2 Health and Sports Medicine Department, Faculty of Physical Education and Sport Sciences, University of Tehran, Tehran, Iran

3 Health and Sports Medicine Department, Faculty of Physical Education and Sport Sciences, University of Tehran, Tehran, Iran.

4 Arcadia University, Department of Physical Therapy, Glenside, PA, USA.

Abstract

Background: Forward head and round shoulder posture (FHRSP) is believed to be related to scapular dyskinesis (SD), placing increased stress on the neck and shoulder, leading to pain and dysfunction. Therefore, a clinical method with sufficient reliability to distinguish normal and abnormal scapular position and motion among people with FHRSP is called for. This study aims to evaluate intra-rater and inter-rater reliability and agreement of the scapular dyskinesis test (SDT) in people with FHRSP.
MethodsːThis reliability study included 60 young men who were identified as having FHRSP, having been measured by the photogrammetry method.

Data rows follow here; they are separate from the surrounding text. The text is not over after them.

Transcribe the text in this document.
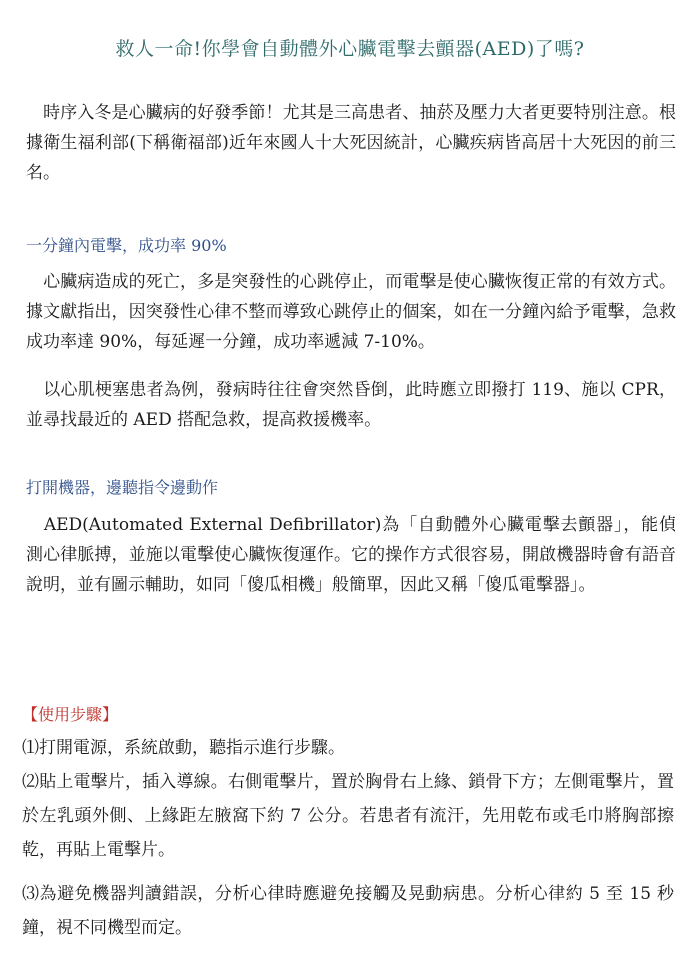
救人一命!你學會自動體外心臟電擊去顫器(AED)了嗎?

　時序入冬是心臟病的好發季節！尤其是三高患者、抽菸及壓力大者更要特別注意。根據衛生福利部(下稱衛福部)近年來國人十大死因統計，心臟疾病皆高居十大死因的前三名。

一分鐘內電擊，成功率 90%

　心臟病造成的死亡，多是突發性的心跳停止，而電擊是使心臟恢復正常的有效方式。據文獻指出，因突發性心律不整而導致心跳停止的個案，如在一分鐘內給予電擊，急救成功率達 90%，每延遲一分鐘，成功率遞減 7-10%。

　以心肌梗塞患者為例，發病時往往會突然昏倒，此時應立即撥打 119、施以 CPR，並尋找最近的 AED 搭配急救，提高救援機率。

打開機器，邊聽指令邊動作

　AED(Automated External Defibrillator)為「自動體外心臟電擊去顫器」，能偵測心律脈搏，並施以電擊使心臟恢復運作。它的操作方式很容易，開啟機器時會有語音說明，並有圖示輔助，如同「傻瓜相機」般簡單，因此又稱「傻瓜電擊器」。

【使用步驟】

⑴打開電源，系統啟動，聽指示進行步驟。

⑵貼上電擊片，插入導線。右側電擊片，置於胸骨右上緣、鎖骨下方；左側電擊片，置於左乳頭外側、上緣距左腋窩下約 7 公分。若患者有流汗，先用乾布或毛巾將胸部擦乾，再貼上電擊片。

⑶為避免機器判讀錯誤，分析心律時應避免接觸及晃動病患。分析心律約 5 至 15 秒鐘，視不同機型而定。
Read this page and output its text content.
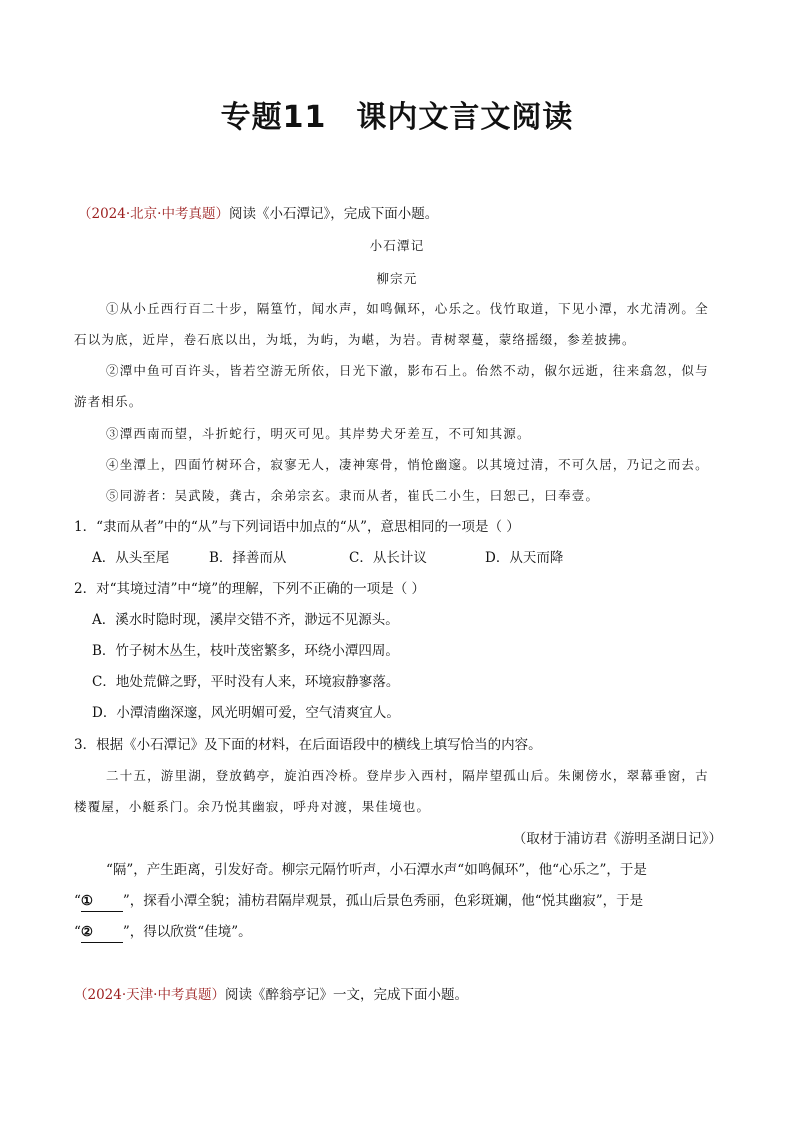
专题11 课内文言文阅读
（2024·北京·中考真题）阅读《小石潭记》，完成下面小题。
小石潭记
柳宗元
①从小丘西行百二十步，隔篁竹，闻水声，如鸣佩环，心乐之。伐竹取道，下见小潭，水尤清冽。全
石以为底，近岸，卷石底以出，为坻，为屿，为嵁，为岩。青树翠蔓，蒙络摇缀，参差披拂。
②潭中鱼可百许头，皆若空游无所依，日光下澈，影布石上。佁然不动，俶尔远逝，往来翕忽，似与
游者相乐。
③潭西南而望，斗折蛇行，明灭可见。其岸势犬牙差互，不可知其源。
④坐潭上，四面竹树环合，寂寥无人，凄神寒骨，悄怆幽邃。以其境过清，不可久居，乃记之而去。
⑤同游者：吴武陵，龚古，余弟宗玄。隶而从者，崔氏二小生，曰恕己，曰奉壹。
1．“隶而从者”中的“从”与下列词语中加点的“从”，意思相同的一项是（ ）
A．从头至尾	B．择善而从	C．从长计议	D．从天而降
2．对“其境过清”中“境”的理解，下列不正确的一项是（ ）
A．溪水时隐时现，溪岸交错不齐，渺远不见源头。
B．竹子树木丛生，枝叶茂密繁多，环绕小潭四周。
C．地处荒僻之野，平时没有人来，环境寂静寥落。
D．小潭清幽深邃，风光明媚可爱，空气清爽宜人。
3．根据《小石潭记》及下面的材料，在后面语段中的横线上填写恰当的内容。
二十五，游里湖，登放鹤亭，旋泊西冷桥。登岸步入西村，隔岸望孤山后。朱阑傍水，翠幕垂窗，古
楼覆屋，小艇系门。余乃悦其幽寂，呼舟对渡，果佳境也。
（取材于浦访君《游明圣湖日记》）
“隔”，产生距离，引发好奇。柳宗元隔竹听声，小石潭水声“如鸣佩环”，他“心乐之”，于是
“① ”，探看小潭全貌；浦枋君隔岸观景，孤山后景色秀丽，色彩斑斓，他“悦其幽寂”，于是
“② ”，得以欣赏“佳境”。
（2024·天津·中考真题）阅读《醉翁亭记》一文，完成下面小题。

The clinical examination included a Scapular Dyskinesis Test (SDT), which is a dynamic and visually based test to classify the presence of SD. It was performed by two raters who were blinded to each other’s test results on two different days. Intra- and inter-rater reliabilities were determined using the Kappa coefficient with linear weighting for the ordinal classification of SD by SDT.
Results: Inter-rater agreement values ranged from 90.8% to 92.1%. Furthermore, the inter-rater reliabilities presented an almost perfect reliability (k > 0.82). For intra-rater agreement, raters presented high percentage values of agreement between the two measurements (88.9% to 92.5%). Intra-rater reliability for raters was substantial to almost perfect (k >0.77).
Conclusion: The intra- and inter-rater reliability and agreement of the SDT obtained by two raters was substantial to almost perfect among young men with FHRSP. Therefore, it seems that SDT is a simple method to distinguish normal and abnormal scapular position and motion in order to screen or assess before developing prevention programs.